Se, come sostiene il New York Times, il mercato dell’arte rivela più dei sondaggi d’opinione l’umore dei maggiori attori della scena economica mondiale, allora si può forse tirare un sospiro di sollievo e vedere una luce in fondo al buio tunnel della crisi globale.
Gli ultimi due mesi, infatti, hanno registrato il successo di alcune importanti aste – prima tra tutte quella di Sotheby’s dello scorso febbraio – e della Fiera Europea delle Belle Arti (Tefaf), tenutasi a Maastricht tra il 12 e il 21 marzo.
Uno dei principali appuntamenti internazionali, quello olandese, per i collezionisti di tutto il mondo, che già dopo i primi giorni vedeva un sorriso di soddisfazione dipingersi sul volto di Johnny Van Haeften – leader nella vendita di dipinti fiamminghi – che in poche ore è riuscito a piazzare una decina dei suoi quadri più importanti.
Tra questi, una natura morta del Seicento di Simon Luttichuys, completata dopo la scomparsa dell’artista da Willem Kalf. L’opera, del valore di 2,25 milioni di dollari, è stata subito acquistata da un collezionista americano del Midwest, che si è deciso in fretta, come molti dei suoi colleghi.
Un dettaglio che, secondo Van Haeften, evidenzia un clima tanto disteso e fiducioso, quanto era stato cupo quello della scorsa edizione.
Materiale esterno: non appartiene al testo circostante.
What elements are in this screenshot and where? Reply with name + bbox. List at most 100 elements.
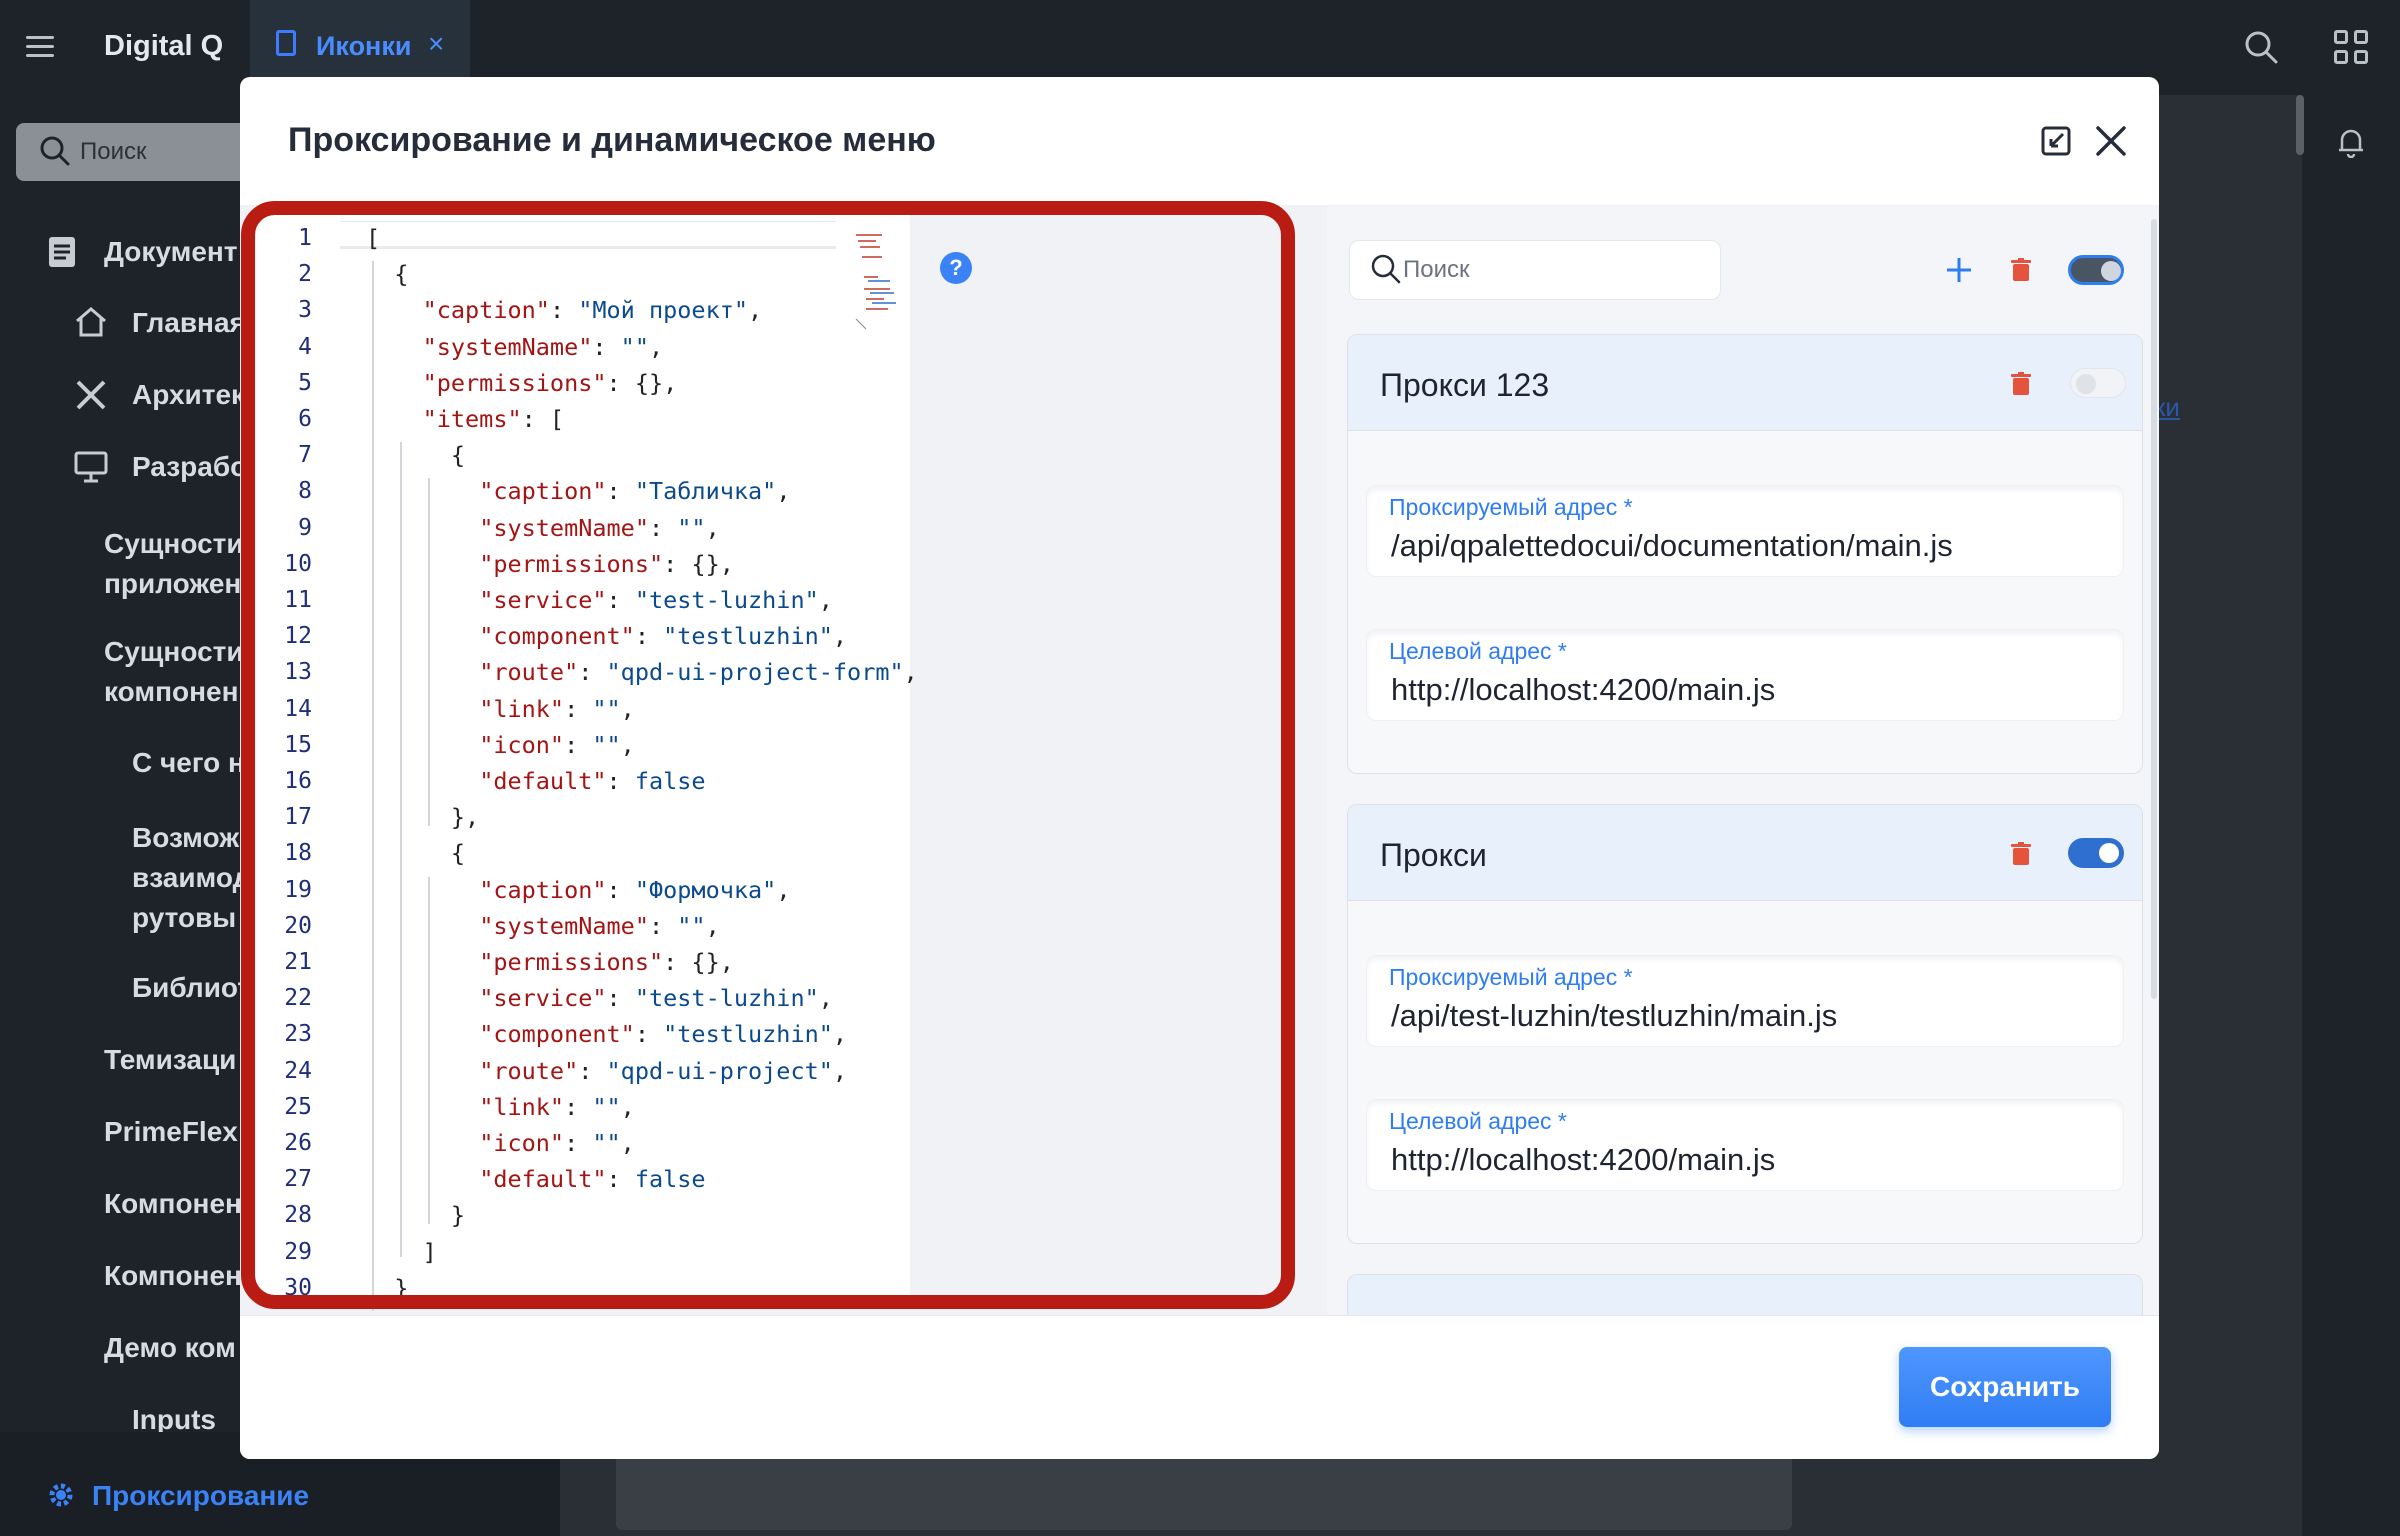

Opinione condivisa dal newyorkese Richard Feigen, che nei primi tre giorni ha venduto un paesaggio di Constant Tyron (“Unloading the ferry, Sunset”) per 385 mila dollari e un dipinto rinascimentale del 1566, firmato con il monogramma “MO”, per 625 mila dollari.
L’annata d’oro non ha certo trascurato le avanguardie, come ha confermato la parigina Anisabelle Berès, specializzata in opere del IX e del XX secolo. In pochi giorni, ben dodici dei suoi quadri sono stati venduti a cifre più alte delle aspettative, come nel caso di una natura morta di Braque del 1920, acquistata per 445 mila dollari.
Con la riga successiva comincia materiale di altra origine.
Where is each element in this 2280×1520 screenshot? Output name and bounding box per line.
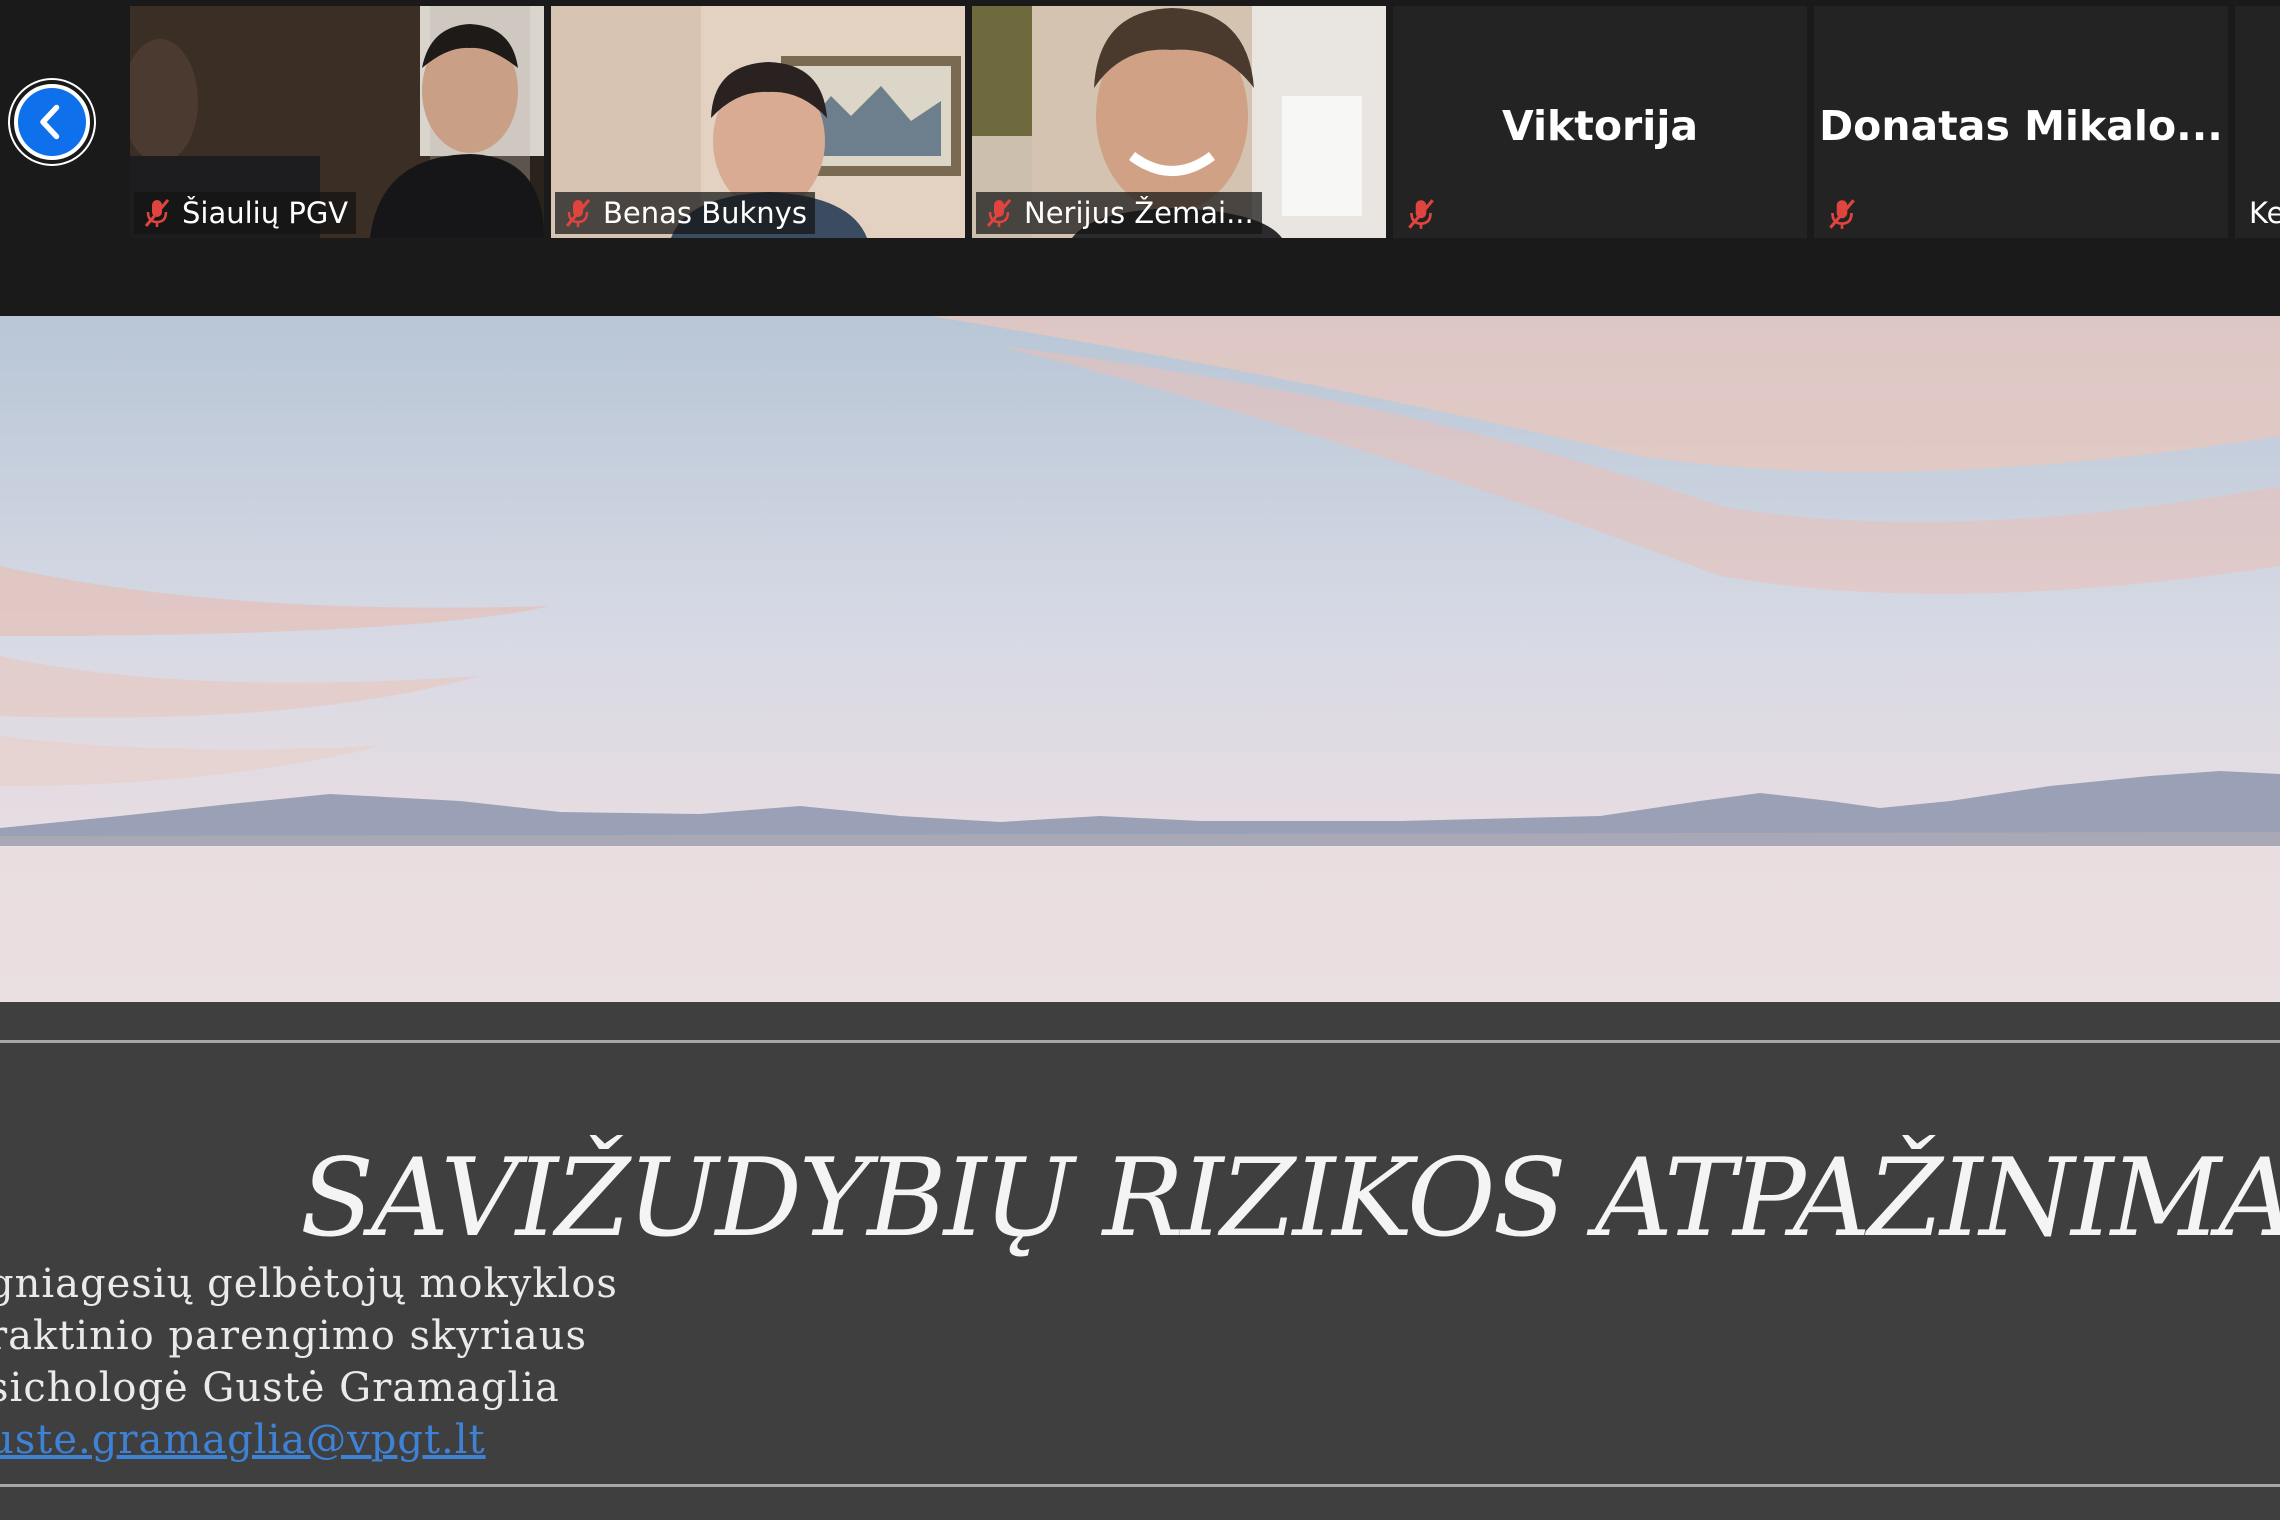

La prova più evidente della ripresa, sottolinea il New York Times, si “nasconde” però nelle transazioni tra gli stessi mercanti d’arte. Il londinese Daniel Katz, ad esempio, non stava più nella pelle dalla contentezza per essere riuscito ad acquistare da Dickinson’s un meraviglioso Corot del 1830. Così come l’olandese Dries Blitz non nascondeva la propria soddisfazione per aver piazzato a un collega uno degli oggetti più rari dell’intera fiera: la statua di un saggio buddhista seduto in meditazione, scolpita in un corno di rinoceronte.
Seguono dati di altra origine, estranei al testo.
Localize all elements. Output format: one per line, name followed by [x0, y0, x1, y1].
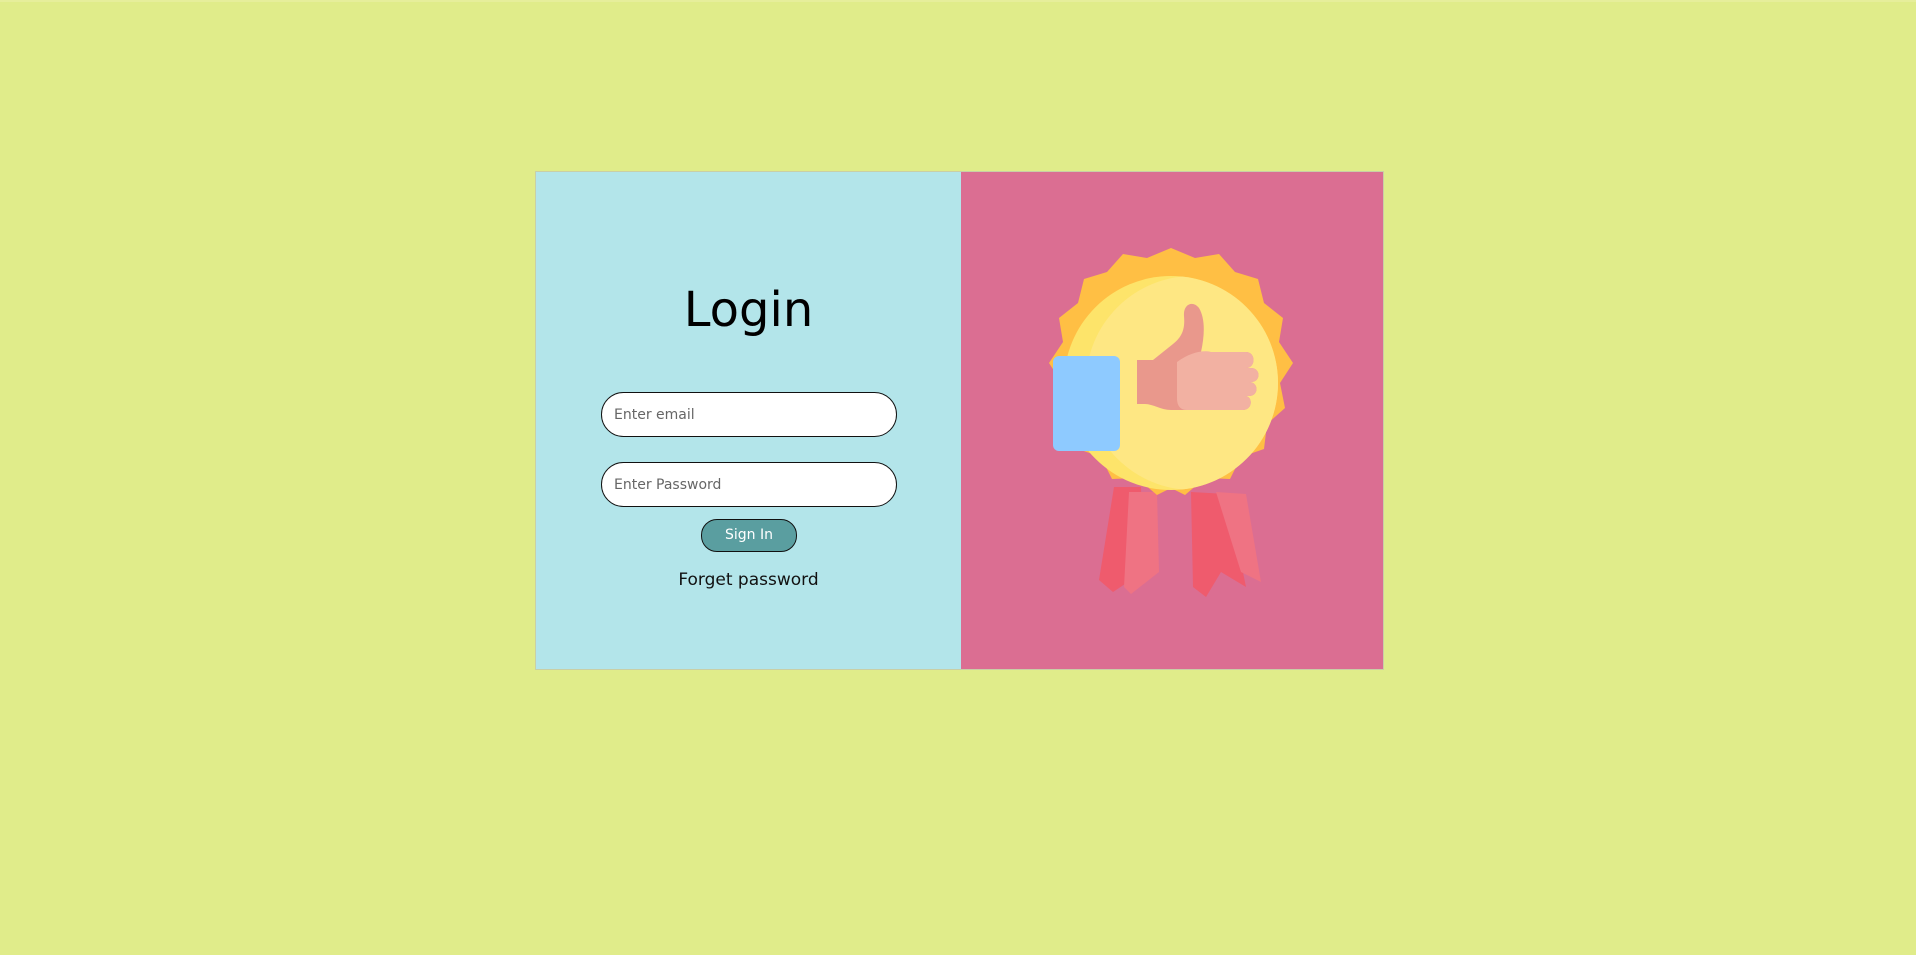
illustration-panel	[961, 172, 1383, 669]
login-form-panel: Login Sign In Forget password	[536, 172, 961, 669]
sign-in-button[interactable]: Sign In	[701, 519, 797, 552]
password-field[interactable]	[601, 462, 897, 507]
ribbon-left	[1099, 487, 1159, 594]
ribbon-right	[1191, 492, 1261, 597]
email-field[interactable]	[601, 392, 897, 437]
top-border	[0, 0, 1916, 2]
login-card: Login Sign In Forget password	[535, 171, 1384, 670]
page-title: Login	[683, 282, 814, 338]
award-medal-thumbs-up-icon	[1049, 248, 1293, 597]
forget-password-link[interactable]: Forget password	[536, 570, 961, 590]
La vera regina dell’esposizione è stata, però, l’arte cinese. Un exploit a cui ha certamente contribuito la partecipazione di Gisèle Croës di Bruxelles, che con le sue opere antiche di altissima qualità ha attirato l’attenzione e la curiosità dei più facoltosi collezionisti, che hanno però voluto mantenere la riservatezza sull’entità dei loro investimenti.
Non è stato così per il fortunato vincitore (naturalmente anonimo) che si aggiudicato “L’homme qui marche” dello svizzero Alberto Giacometti, battuto lo scorso febbraio da Sotheby’s a Londra per 65 milioni di sterline, vale a dire oltre 74 milioni di euro. L’opera, una scultura bronzea alta 183 centimetri, ha polverizzato ogni record per il prezzo raggiunto, rispetto a una cifra di partenza stimata fra i 12 e i 18 milioni di sterline.
L’anonimo compratore, che ha lanciato la propria offerta per telefono, ha avuto la meglio su una decina di agguerriti rivali, che hanno lottato all’ultimo sangue pur di portarsi a casa l’originale della figura ritratta – ancora oggi – sui 100 franchi svizzeri.
“L’homme qui marche” avrebbe dovuto far parte di un gruppo scultoreo per la Chase Manhattan Plaza di New York, ma Giacometti decise di abbandonare il progetto perché temeva non sarebbe riuscito a portarlo a termine in tempi relativamente brevi.